No problems, right?  Well, except for this other
contractor.  Greg had hired a guy to come in and paint.  Greg was sure he paid
the guy, but the guy insisted on more money, and Greg didn’t know what to do.  Also,
Greg suspected he might have wanted to wait on the painting until some of this
other work got done, because the walls were looking pretty messed up already.  Oh,
right, he hadn’t found a plumber yet, and he hadn’t found anyone to sell him some
lockers, and he suspected there might be a few other things he needed to do
that he hadn’t thought of yet.

Like, perhaps, advertising?  Oh, and phones.  Greg had
forgotten about phones.  Maybe the gym should get an ad in the yellow pages?  But
the yellow pages wouldn’t come out for months, so he wasn’t sure how people
would know the gym was open, except that he would tell a few friends of his,
and they might come.

Once Greg started, he just kept going and going and
going.  Every time I thought he had run out of problems, he came up with more.  As
he kept going, he seemed more relieved.  He finally confessed the sins
consuming him, and as he did, he dumped all his problems on me.

What the hell was I supposed to do with them?

I didn’t know any more about starting a gym than Greg
did.  Probably less.  I listened to this endless litany of disaster.  With
every new problem I felt like someone slowly buried me in mud.  I had
absolutely no idea how to fix the situation.

Greg finally ran down, and I left.  I took the checkbook
and the scraps of paper home with me.  Bobby and I spent the evening trying to
reconcile them and get some idea of what was going on and where the money went.

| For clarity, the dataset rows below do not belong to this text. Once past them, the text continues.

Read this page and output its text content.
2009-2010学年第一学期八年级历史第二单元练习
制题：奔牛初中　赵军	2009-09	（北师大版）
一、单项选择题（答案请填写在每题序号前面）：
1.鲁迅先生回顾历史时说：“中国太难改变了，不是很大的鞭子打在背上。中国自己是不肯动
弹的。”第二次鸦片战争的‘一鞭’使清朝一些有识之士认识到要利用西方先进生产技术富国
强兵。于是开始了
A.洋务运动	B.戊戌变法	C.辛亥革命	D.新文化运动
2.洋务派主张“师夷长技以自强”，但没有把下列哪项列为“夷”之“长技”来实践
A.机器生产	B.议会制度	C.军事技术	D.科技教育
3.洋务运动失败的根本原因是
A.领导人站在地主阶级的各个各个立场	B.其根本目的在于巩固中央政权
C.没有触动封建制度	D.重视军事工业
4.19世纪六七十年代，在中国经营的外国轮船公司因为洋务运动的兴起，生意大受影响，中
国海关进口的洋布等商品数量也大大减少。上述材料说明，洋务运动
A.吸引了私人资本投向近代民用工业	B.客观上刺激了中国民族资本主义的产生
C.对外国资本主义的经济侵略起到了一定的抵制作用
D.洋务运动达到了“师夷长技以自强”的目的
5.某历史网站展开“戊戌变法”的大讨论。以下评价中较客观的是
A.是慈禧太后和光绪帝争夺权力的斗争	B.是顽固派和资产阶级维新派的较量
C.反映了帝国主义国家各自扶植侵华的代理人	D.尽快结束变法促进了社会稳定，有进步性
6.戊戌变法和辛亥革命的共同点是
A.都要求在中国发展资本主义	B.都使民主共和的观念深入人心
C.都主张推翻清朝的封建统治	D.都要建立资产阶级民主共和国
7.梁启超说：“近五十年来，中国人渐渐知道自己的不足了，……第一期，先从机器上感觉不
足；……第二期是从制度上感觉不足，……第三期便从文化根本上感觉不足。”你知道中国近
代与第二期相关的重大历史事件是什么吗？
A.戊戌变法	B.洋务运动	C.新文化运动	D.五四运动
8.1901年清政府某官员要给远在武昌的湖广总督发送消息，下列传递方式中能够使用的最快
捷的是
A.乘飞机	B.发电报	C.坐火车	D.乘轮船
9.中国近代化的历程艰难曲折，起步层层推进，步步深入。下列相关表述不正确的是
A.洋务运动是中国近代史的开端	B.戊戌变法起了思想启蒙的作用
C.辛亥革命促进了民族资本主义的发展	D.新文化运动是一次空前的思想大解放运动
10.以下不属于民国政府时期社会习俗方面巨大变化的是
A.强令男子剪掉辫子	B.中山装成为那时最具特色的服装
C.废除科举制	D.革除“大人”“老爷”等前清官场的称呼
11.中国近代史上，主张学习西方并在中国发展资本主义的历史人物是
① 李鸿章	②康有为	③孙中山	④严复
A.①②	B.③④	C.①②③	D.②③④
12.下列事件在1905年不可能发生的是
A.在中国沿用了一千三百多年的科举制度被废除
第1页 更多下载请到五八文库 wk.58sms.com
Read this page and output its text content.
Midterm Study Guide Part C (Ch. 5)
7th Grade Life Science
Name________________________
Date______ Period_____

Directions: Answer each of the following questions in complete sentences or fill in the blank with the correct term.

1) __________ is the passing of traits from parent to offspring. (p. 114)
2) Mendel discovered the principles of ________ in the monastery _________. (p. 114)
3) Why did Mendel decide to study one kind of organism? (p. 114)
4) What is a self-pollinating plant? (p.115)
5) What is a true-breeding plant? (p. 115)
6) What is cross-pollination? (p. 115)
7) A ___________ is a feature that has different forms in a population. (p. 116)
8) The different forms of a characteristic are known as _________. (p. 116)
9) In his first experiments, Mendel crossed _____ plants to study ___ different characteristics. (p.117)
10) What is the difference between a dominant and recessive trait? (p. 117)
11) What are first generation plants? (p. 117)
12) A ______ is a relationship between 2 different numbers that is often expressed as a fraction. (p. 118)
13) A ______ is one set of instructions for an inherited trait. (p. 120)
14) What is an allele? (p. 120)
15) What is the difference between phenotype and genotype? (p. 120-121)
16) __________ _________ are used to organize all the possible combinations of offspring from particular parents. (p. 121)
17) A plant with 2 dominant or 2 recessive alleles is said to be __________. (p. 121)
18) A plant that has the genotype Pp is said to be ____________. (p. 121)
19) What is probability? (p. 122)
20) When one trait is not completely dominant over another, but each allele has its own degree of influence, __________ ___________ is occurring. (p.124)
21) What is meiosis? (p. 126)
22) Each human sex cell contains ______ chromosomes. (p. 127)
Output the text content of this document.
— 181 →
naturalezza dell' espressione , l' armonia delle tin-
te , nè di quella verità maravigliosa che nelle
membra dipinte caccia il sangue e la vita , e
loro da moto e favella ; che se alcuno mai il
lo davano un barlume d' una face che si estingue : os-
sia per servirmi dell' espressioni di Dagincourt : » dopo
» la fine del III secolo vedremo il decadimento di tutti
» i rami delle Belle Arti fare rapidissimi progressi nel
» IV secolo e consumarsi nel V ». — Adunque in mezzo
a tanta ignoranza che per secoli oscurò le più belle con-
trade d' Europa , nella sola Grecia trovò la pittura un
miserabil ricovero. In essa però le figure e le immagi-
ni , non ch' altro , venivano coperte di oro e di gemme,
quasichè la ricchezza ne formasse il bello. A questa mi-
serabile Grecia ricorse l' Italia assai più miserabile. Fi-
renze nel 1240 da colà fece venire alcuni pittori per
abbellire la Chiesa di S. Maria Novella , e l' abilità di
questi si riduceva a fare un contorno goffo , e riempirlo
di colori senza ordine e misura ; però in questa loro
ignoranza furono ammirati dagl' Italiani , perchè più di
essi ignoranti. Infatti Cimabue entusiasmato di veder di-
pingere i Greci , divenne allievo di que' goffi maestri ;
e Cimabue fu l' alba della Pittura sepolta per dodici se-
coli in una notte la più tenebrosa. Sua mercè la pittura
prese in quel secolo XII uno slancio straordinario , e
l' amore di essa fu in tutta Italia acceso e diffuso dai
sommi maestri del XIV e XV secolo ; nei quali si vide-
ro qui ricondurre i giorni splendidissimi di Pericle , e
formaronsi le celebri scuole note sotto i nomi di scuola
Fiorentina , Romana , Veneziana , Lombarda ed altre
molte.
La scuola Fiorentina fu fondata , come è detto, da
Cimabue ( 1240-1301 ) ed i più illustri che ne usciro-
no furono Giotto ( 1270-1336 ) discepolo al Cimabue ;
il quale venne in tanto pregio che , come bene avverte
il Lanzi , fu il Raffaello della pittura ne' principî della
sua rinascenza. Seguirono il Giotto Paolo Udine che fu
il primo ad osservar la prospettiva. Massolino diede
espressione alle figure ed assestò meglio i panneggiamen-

By morning, I was ready to curse the entire gym into
oblivion.

 

I went back to Greg the next morning, and we spent the
entire morning trying to organize the disaster.  We made a best guess on the
checking account.  Following Bobby’s suggestion, I called the bank and got the
balance from them, and found the balance was considerably off from our
estimates.  After a little Arm prompting, Greg remembered a couple more checks
he had written and we added those in as well.  By lunch, we had something we
both sort of believed.

After lunch I tried to cope with the contractor problem.
 I left a terse message with the contractor.  I was about to go visit him in
person when I had another idea, and decided to do a complete search of Greg’s
apartment.  The search took the rest of the day.  I turned up a couple of bank
statements under his bed and found the check to his painting contractor,
unsent, in a pile in the kitchen.  I made Greg send off the payment to the
painting contractor with a nice apology, and I set about balancing the
checkbook one more time.

 

At day’s end, I threw in the towel.  To do this right, I
would need to learn to run a gym, but learning to run a gym was an utter waste
of my time.  I needed someone who knew how to start up a gym.  Or, failing
that, someone who understood how to run a business.